Russian President Vladimir Putin seemed much on Biden’s mind during his remarks to the intelligence community.
Putin has “nuclear weapons, oil wells and nothing else,” Biden said, adding that the Russian leader knows he is in real trouble economically, “which makes him even more dangerous.”
Biden also praised the U.S. intelligence community for its superiority over its counterpart in Moscow.
Putin “knows that you’re better than his team. And it bothers the hell out of him,” Biden said.
“I can see the wheels in Moscow turning to respond to that one,” Harding told VOA.
Biden referred to both Russia and China as “possibly mortal competitors down the road.”
In his remarks, the U.S. president said that Chinese President Xi Jinping “is deadly earnest about becoming the most powerful military force in the world, as well as the largest and most prominent economy in the world” by the mid-2040s.
Biden made several cryptic references to hypersonic weapons of adversaries. But he stopped himself once in midsentence after saying, “I don’t know, we probably have some people who aren’t totally cleared” in the room. In fact, a group of White House reporters was present, and a television camera was recording the speech on behalf of the media.
The president also appealed to his intelligence team, which is composed of elements from 17 different agencies, “to give it to me straight. I’m not looking for pablum … and when you’re not sure, say you’re not sure.”
Biden said he “can’t make the decisions I need to make if I’m not getting the best unvarnished, unbiased judgments you can give. I’m not looking to hear nice things. I’m looking to hear what you think to be the truth.”
Those words are “a big deal. That’s the thing that he probably most needed to say” to this particular audience, according to Harding.
Biden stressed that the intelligence agencies should not be swayed by which political party holds power in Congress or the White House. He said it is “so vital that you are and should be totally free of any political pressure or partisan influence.”
Biden vowed that while he is president he will not try to “affect or alter your judgments about what you think the situation we face is. I’ll never politicize the work you do. You have my word on that. It’s too important for our country.”

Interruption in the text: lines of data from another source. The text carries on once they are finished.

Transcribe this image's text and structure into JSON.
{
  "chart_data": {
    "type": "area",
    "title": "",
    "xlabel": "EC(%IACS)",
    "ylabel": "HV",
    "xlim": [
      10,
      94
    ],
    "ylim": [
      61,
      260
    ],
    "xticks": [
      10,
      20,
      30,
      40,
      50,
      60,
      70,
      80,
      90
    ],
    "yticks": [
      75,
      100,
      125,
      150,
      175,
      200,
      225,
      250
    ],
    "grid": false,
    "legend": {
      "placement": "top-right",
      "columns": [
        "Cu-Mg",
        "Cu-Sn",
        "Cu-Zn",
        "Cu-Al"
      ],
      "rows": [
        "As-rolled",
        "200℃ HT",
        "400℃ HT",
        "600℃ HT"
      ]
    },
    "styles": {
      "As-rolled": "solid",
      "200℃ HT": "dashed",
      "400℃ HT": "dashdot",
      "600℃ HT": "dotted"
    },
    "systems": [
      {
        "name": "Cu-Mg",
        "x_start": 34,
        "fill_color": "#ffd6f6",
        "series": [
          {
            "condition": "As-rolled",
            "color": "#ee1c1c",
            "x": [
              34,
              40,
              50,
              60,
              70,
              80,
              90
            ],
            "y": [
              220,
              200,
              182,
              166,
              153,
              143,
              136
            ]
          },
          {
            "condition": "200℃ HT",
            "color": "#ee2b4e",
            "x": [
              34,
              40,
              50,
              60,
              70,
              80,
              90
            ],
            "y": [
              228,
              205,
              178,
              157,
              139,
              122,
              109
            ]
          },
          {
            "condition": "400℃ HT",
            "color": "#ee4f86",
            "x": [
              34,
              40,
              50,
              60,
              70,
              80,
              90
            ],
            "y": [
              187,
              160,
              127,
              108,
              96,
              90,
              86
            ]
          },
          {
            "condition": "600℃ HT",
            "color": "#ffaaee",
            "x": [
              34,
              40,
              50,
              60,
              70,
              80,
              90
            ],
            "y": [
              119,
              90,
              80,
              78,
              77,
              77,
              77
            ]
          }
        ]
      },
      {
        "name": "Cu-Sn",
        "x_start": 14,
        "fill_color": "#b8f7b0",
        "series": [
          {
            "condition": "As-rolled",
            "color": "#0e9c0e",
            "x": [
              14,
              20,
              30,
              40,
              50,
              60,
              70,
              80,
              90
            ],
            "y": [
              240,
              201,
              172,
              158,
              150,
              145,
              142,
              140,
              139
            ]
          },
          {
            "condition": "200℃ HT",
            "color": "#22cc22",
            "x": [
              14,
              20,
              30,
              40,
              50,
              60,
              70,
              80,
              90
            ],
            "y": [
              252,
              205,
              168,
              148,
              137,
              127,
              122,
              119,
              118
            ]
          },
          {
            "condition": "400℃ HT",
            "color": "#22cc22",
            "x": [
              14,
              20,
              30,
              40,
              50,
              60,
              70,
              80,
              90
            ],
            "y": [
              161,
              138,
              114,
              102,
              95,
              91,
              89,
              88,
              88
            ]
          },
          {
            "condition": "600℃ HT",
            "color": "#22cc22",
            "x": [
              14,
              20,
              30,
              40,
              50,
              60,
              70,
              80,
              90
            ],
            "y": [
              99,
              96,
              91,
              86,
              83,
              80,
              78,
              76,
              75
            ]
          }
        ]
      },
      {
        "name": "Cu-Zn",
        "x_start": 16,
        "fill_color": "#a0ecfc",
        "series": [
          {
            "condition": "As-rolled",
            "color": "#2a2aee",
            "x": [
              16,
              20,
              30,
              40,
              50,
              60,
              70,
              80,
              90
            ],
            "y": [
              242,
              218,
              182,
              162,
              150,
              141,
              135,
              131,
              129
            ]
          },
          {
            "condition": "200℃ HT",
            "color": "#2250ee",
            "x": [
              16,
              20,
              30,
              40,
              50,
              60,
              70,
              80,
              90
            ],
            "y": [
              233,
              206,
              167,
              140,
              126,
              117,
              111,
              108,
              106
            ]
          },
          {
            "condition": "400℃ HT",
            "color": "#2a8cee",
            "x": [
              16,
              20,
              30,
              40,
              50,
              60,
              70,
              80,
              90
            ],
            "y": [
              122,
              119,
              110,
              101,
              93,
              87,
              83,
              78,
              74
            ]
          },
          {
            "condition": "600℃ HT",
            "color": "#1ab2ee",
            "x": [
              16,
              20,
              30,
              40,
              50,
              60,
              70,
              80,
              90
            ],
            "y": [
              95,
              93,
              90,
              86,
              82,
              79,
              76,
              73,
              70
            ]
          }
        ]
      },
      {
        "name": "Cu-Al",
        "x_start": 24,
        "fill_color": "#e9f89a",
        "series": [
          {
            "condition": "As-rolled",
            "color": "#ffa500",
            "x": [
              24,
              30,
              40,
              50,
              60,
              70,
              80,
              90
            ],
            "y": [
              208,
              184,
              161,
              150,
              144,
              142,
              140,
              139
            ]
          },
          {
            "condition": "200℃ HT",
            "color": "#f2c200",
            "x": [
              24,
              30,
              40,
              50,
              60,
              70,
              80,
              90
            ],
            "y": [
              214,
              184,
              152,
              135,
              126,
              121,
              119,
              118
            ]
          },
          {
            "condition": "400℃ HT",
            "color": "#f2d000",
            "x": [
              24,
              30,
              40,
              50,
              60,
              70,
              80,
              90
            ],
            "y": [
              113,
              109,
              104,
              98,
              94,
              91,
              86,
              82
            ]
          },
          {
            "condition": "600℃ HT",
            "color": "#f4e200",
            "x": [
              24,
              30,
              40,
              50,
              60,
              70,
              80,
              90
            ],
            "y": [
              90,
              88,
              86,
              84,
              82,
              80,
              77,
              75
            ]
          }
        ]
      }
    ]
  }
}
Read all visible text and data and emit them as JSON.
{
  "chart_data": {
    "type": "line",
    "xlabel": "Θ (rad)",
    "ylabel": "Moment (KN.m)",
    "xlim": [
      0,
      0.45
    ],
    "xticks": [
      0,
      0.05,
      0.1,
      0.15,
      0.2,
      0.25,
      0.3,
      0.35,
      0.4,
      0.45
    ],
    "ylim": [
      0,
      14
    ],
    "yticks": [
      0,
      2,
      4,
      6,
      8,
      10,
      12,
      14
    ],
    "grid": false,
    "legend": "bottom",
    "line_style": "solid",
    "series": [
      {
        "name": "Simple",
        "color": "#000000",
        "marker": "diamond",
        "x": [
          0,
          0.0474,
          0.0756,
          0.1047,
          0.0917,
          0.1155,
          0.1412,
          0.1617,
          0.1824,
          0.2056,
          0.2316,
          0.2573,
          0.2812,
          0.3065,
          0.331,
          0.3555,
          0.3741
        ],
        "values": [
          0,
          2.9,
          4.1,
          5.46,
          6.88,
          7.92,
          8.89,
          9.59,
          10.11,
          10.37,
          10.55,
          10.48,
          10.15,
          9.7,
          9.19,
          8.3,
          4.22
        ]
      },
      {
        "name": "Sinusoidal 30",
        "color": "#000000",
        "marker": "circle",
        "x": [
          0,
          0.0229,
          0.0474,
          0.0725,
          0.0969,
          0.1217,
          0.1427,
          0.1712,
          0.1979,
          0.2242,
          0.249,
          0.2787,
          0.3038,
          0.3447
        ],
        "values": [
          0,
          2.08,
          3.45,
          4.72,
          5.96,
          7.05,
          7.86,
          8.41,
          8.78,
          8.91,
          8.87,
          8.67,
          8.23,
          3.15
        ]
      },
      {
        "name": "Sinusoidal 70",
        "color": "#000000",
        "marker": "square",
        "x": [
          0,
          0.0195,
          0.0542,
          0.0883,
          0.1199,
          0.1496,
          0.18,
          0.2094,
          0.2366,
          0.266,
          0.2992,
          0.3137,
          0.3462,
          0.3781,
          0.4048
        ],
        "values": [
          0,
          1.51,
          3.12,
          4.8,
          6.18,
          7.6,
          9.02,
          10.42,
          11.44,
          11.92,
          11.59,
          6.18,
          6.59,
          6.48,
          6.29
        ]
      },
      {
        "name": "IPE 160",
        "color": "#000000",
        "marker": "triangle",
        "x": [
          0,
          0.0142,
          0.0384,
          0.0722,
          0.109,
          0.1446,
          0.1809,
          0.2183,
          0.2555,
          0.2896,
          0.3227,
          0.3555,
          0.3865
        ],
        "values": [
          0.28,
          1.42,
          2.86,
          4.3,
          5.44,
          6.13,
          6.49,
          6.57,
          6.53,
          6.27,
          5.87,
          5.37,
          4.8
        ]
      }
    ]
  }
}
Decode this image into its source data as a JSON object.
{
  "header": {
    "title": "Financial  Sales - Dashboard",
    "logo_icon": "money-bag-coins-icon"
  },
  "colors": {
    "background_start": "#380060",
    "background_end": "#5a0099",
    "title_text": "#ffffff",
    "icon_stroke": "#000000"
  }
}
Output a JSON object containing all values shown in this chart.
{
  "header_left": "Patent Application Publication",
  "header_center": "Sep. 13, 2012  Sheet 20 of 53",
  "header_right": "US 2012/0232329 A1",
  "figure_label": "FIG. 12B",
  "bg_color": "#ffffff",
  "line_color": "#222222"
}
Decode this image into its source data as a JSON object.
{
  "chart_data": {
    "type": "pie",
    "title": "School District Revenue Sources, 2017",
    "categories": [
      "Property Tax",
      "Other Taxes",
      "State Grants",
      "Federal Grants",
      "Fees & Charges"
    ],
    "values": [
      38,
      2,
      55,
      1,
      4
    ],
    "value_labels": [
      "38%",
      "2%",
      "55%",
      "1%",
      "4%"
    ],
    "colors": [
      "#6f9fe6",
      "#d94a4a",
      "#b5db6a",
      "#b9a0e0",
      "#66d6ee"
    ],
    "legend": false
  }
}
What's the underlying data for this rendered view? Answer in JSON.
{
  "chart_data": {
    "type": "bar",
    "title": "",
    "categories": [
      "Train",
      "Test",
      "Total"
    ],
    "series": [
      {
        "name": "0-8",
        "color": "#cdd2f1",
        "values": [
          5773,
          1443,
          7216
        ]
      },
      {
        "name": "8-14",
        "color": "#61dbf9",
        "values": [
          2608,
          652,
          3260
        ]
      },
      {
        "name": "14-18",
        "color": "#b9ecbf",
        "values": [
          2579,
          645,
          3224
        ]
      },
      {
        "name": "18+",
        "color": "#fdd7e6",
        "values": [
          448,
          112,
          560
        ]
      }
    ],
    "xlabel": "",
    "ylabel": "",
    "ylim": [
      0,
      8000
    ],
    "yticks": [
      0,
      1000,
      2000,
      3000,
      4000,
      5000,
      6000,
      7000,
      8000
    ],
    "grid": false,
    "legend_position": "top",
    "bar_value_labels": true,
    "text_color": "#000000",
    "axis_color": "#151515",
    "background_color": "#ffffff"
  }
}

The appearance by the 46th U.S. president was intended, in part, to demonstrate a different relationship with the intelligence community than experienced by his predecessor, Donald Trump.
“I think you can all make the inherent contrast,” White House press secretary Jen Psaki told reporters the previous day.
Trump’s attitude toward the intelligence community publicly soured after he sided with Putin’s denial of the U.S. government’s conclusion that the Kremlin had meddled in the 2016 presidential election. Trump, a Republican, narrowly defeated Democratic Party challenger Hillary Clinton in that election.